Auch der neutrale Kleinstaat Schweiz macht mit: 2022 pilgerte eine Delegation unter Nationalratspräsidentin Irène Kälin (Grüne) nach Kiew. Auch Aussenminister Ignazio Cassis (FDP) scharwenzelte in den letzten Monaten gerne um seinen Freund Wolodymyr.

Selten hat sich der Westen von einem Politiker blenden lassen wie von Selenskyj. Diese Heldenverehrung ist fast schon unheimlich.

Doch nun schreibt die Schweiz ein weiteres düsteres Kapitel dieser unsäglichen Geschichte: Der ukrainische Präsident wird am 15. Juni eine Rede vor der Bundesversammlung halten. Ein fremder Staatschef, der in einen Krieg verstrickt ist, wendet sich per Videoschaltung im Nationalratssaal an unser Parlament.

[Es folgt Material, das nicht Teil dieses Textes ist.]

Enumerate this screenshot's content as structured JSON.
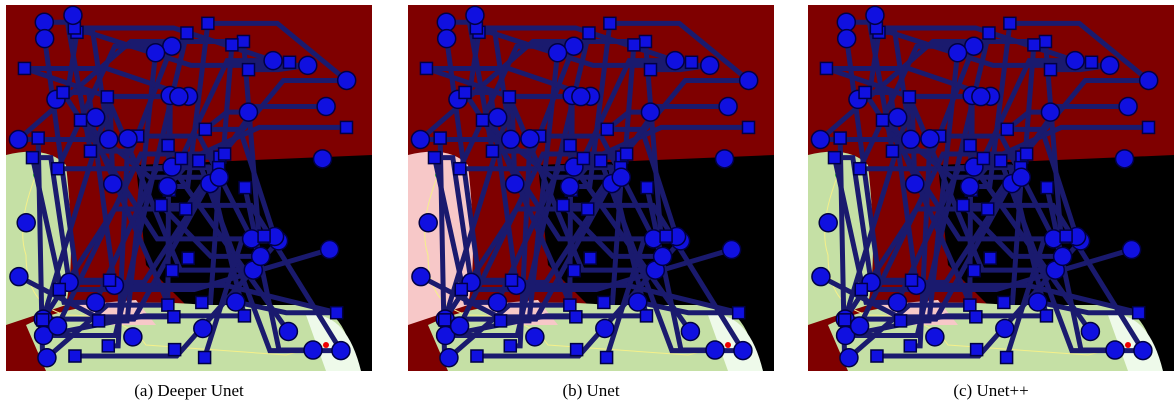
{
  "panels": [
    {
      "caption": "(a) Deeper Unet"
    },
    {
      "caption": "(b) Unet"
    },
    {
      "caption": "(c) Unet++"
    }
  ]
}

Oder anders: Ein neutraler Staat gibt einem Kriegsherrn das Wort im Ratssaal, der so Einfluss nehmen kann auf unsere Politiker.

Dies nennt man Parteinahme, die in scharfem Kontrast steht zu unserer Neutralität. Oder gibt man der Gegenseite etwa auch die Möglichkeit zu einem solchen Auftritt?

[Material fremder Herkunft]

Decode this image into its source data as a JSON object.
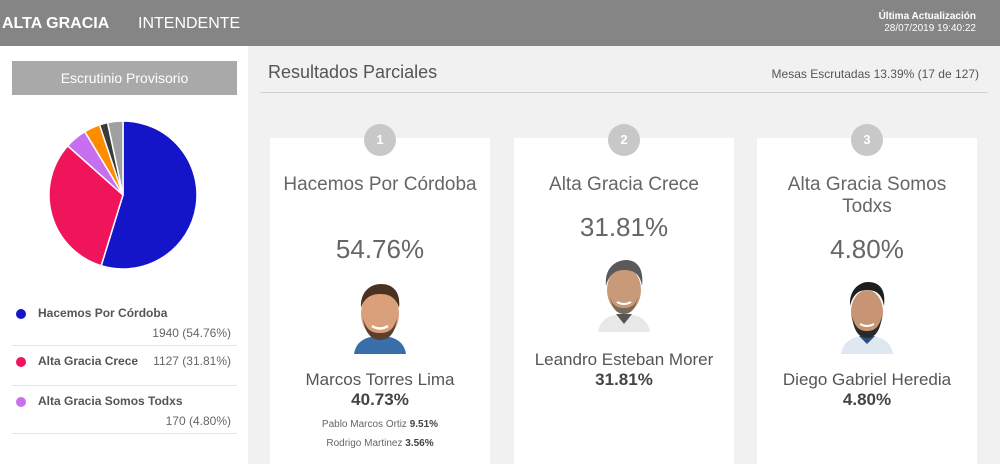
{
  "header": {
    "city": "ALTA GRACIA",
    "office": "INTENDENTE",
    "update_label": "Última Actualización",
    "update_time": "28/07/2019 19:40:22"
  },
  "sidebar": {
    "title": "Escrutinio Provisorio",
    "legend": [
      {
        "name": "Hacemos Por Córdoba",
        "votes": "1940 (54.76%)",
        "color": "#1414c8"
      },
      {
        "name": "Alta Gracia Crece",
        "votes": "1127 (31.81%)",
        "color": "#f0145a"
      },
      {
        "name": "Alta Gracia Somos Todxs",
        "votes": "170 (4.80%)",
        "color": "#c86ef0"
      }
    ]
  },
  "pie": {
    "slices": [
      {
        "value": 54.76,
        "color": "#1414c8"
      },
      {
        "value": 31.81,
        "color": "#f0145a"
      },
      {
        "value": 4.8,
        "color": "#c86ef0"
      },
      {
        "value": 3.5,
        "color": "#ff8c00"
      },
      {
        "value": 1.8,
        "color": "#3a3a3a"
      },
      {
        "value": 3.33,
        "color": "#a0a0a0"
      }
    ]
  },
  "main": {
    "title": "Resultados Parciales",
    "mesas": "Mesas Escrutadas 13.39% (17 de 127)"
  },
  "cards": [
    {
      "rank": "1",
      "party": "Hacemos Por Córdoba",
      "pct": "54.76%",
      "candidate": "Marcos Torres Lima",
      "candidate_pct": "40.73%",
      "sub": [
        {
          "name": "Pablo Marcos Ortiz",
          "pct": "9.51%"
        },
        {
          "name": "Rodrigo Martinez",
          "pct": "3.56%"
        }
      ]
    },
    {
      "rank": "2",
      "party": "Alta Gracia Crece",
      "pct": "31.81%",
      "candidate": "Leandro Esteban Morer",
      "candidate_pct": "31.81%"
    },
    {
      "rank": "3",
      "party": "Alta Gracia Somos Todxs",
      "pct": "4.80%",
      "candidate": "Diego Gabriel Heredia",
      "candidate_pct": "4.80%"
    }
  ]
}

Wie ist es möglich, dass bloss die SVP die Neutralitäts-politische Brisanz dieser Selenskyj-Party erkennt und den Anlass boykottieren will?

Die Volkspartei wird auch versuchen, diese bedenkliche Veranstaltung im Nationalrat abtraktandieren zu lassen – auch wenn die Chance gering ist, dass sich dafür eine Mehrheit findet. Aber es ist gut, dass man es den Selenskyj-Anbetern trotzdem nicht zu leichtmacht.